I suddenly notice that none of the pages in the coffee table book that sits by the old man’s knee are the same. That is to say: as I look at the side of the book I notice that each page is a micrometre more or less wider or narrower than the next and this gives the book a sense of its own finitude. It restricts it. It’s not right. It’s not real. The ceiling light cascades horizontal laminar shadows down the book’s layered side. It’s not the endless smooth side of a book that has limitless possibilities because I can clearly see the limits of what is possible. The book is limited. It’s not an endless story. It has contours and texture. It is less than veridical. It has spaces of coherence and spaces where the coherence smears it around. The old man follows my eye down to the book and he reads my thought, grits his teeth and snarls in the back of his throat. Clenches his fists up. I look for other elements in this scene: low table; fake wood. Plasticized. I notice blank spaces under the chars and table which should otherwise show orange carpet. The red stain is growing. Making its way down the table leg and across the orange carpet. Plastic plant in the corner.
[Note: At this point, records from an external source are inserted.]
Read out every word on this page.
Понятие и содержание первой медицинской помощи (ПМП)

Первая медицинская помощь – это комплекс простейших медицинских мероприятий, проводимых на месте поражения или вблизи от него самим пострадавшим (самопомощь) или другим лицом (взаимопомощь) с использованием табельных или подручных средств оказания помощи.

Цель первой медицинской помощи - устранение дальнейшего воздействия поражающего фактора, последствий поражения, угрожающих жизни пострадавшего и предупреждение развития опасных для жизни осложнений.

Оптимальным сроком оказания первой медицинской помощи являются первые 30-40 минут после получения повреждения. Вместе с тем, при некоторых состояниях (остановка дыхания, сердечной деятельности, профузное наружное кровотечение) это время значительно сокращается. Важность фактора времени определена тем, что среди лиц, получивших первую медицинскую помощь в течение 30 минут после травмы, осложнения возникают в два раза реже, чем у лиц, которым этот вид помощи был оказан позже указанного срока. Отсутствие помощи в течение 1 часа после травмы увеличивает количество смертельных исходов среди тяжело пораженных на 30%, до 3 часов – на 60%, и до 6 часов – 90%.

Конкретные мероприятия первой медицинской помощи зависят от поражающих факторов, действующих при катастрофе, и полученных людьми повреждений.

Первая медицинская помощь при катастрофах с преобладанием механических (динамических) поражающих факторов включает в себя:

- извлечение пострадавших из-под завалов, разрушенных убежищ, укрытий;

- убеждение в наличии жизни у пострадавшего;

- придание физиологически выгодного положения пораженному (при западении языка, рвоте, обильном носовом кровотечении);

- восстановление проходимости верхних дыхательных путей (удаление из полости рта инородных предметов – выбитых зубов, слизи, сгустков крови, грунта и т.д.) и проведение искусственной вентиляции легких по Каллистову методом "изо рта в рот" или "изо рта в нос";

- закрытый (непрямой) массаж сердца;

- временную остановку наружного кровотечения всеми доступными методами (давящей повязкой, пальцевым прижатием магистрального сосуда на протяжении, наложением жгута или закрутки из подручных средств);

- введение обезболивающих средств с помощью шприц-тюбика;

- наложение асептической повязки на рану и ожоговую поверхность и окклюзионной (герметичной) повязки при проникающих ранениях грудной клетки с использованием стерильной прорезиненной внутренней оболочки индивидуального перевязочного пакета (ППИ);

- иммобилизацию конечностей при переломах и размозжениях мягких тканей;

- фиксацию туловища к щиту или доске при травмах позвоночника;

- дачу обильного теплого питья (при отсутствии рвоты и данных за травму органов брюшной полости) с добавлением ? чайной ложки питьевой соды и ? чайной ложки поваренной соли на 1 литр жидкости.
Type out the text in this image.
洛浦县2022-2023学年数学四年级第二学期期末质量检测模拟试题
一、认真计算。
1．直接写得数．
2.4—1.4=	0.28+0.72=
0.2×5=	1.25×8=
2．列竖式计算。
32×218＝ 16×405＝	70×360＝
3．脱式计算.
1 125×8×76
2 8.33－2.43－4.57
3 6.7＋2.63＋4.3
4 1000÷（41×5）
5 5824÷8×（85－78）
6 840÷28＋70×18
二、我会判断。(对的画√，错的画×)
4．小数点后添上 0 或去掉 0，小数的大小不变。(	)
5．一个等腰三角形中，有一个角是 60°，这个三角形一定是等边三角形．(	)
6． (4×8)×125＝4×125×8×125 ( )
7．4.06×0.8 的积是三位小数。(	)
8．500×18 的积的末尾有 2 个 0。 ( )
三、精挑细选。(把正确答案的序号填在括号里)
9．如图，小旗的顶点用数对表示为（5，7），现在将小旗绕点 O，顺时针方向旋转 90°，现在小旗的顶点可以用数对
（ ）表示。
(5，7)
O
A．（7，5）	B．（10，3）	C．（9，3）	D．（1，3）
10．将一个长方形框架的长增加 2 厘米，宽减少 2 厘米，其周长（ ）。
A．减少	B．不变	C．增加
Large leaves. No back to the pot. Two dimensional. The music hovers over a beat like a car in a jam. It pushes forward. Swells up! Goes round. The old man hobbles round toward me fumbling for something in his pocket and muttering with flecks of spittle irrupting from the corners of his tight smooth lips. The hobble smooths up and he gains a little height. I back off to give him time to change. His pace flows into sync with mine and the years fall away. By the time he’s in my face, we’re same age and an equal match. More or less. Well, more for me and less for him. He swoops at my throat with a small knife that came down his sleeve. But I have sharper teeth.